C) Sub-determination

Therefore, the disposition of this case was erroneous in failing to meet the quorum at the time of the intervenor's establishment, and its defect is not cured. Thus, the plaintiff's other assertion about this part is not necessary to be examined further, and the disposition of this case's establishment authorization is illegal.

2) Whether the authorization of modification of the instant case was lawful

A) Examining the above facts in light of the aforementioned 2-C(1)(B) and the legal principle of Gininin, the instant modification disposition is merely a modification of the consent rate based on the submission of an additional written consent without changing other parts among the matters originally authorized at the time of authorization of establishment, and it is merely a modification of minor matters as stipulated in Article 27 subparag. 2 of the Enforcement Decree of the Do Affairs Act, and thus, the instant modification disposition on the ground thereof by the Defendant is merely a modification of minor matters as stipulated in Article 27 subparag. 2 of the Enforcement Decree of the Do Affairs Act, and thus, it cannot be deemed a new authorization disposition separate from the instant authorization disposition.
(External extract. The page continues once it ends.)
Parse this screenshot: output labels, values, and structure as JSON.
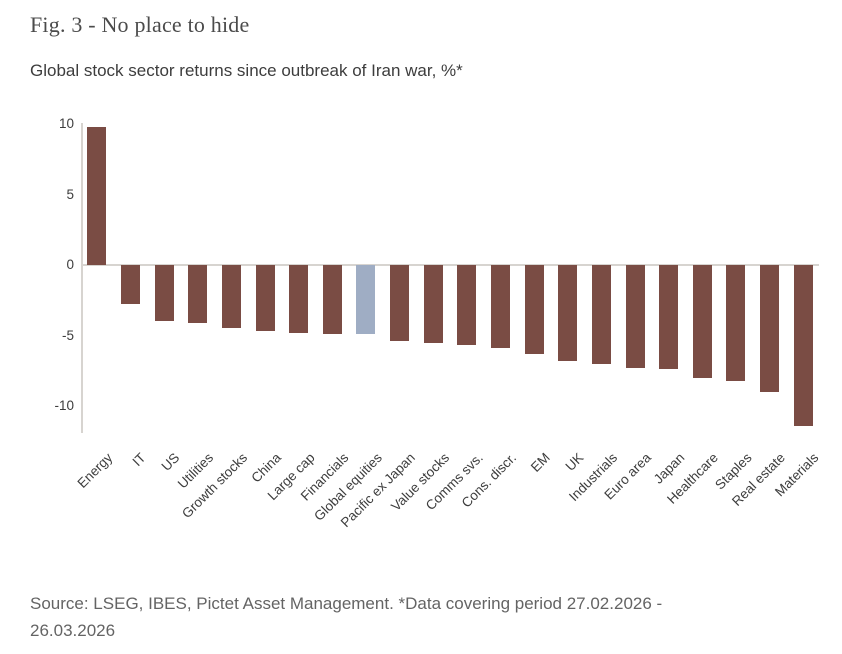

B) Therefore, the authorization of modification of the instant case is premised on the existence of the initial authorization of establishment. As seen earlier, as long as the authorization of establishment of the instant case is revoked unlawfully, the authorization of modification of the instant case should be revoked illegally.

3. Conclusion

Therefore, the plaintiff's claim of this case, including the claim added in the trial, shall be accepted in all of its reasoning. Since the judgment of the court of first instance is unfair in conclusion, the judgment of the court of first instance shall be revoked, and the authorization of this case shall be revoked, and the authorization of this case shall also be revoked upon the claim added in the trial. It is so decided as per Disposition.

[Attachment]

On the same day as judge Lee Jong-dae (Presiding Judge)

1) As seen earlier, there is no evidence that a landowner other than Nonparty 1 consented to the establishment of an intervenor among 11 landowners at the time of the instant authorization for establishment.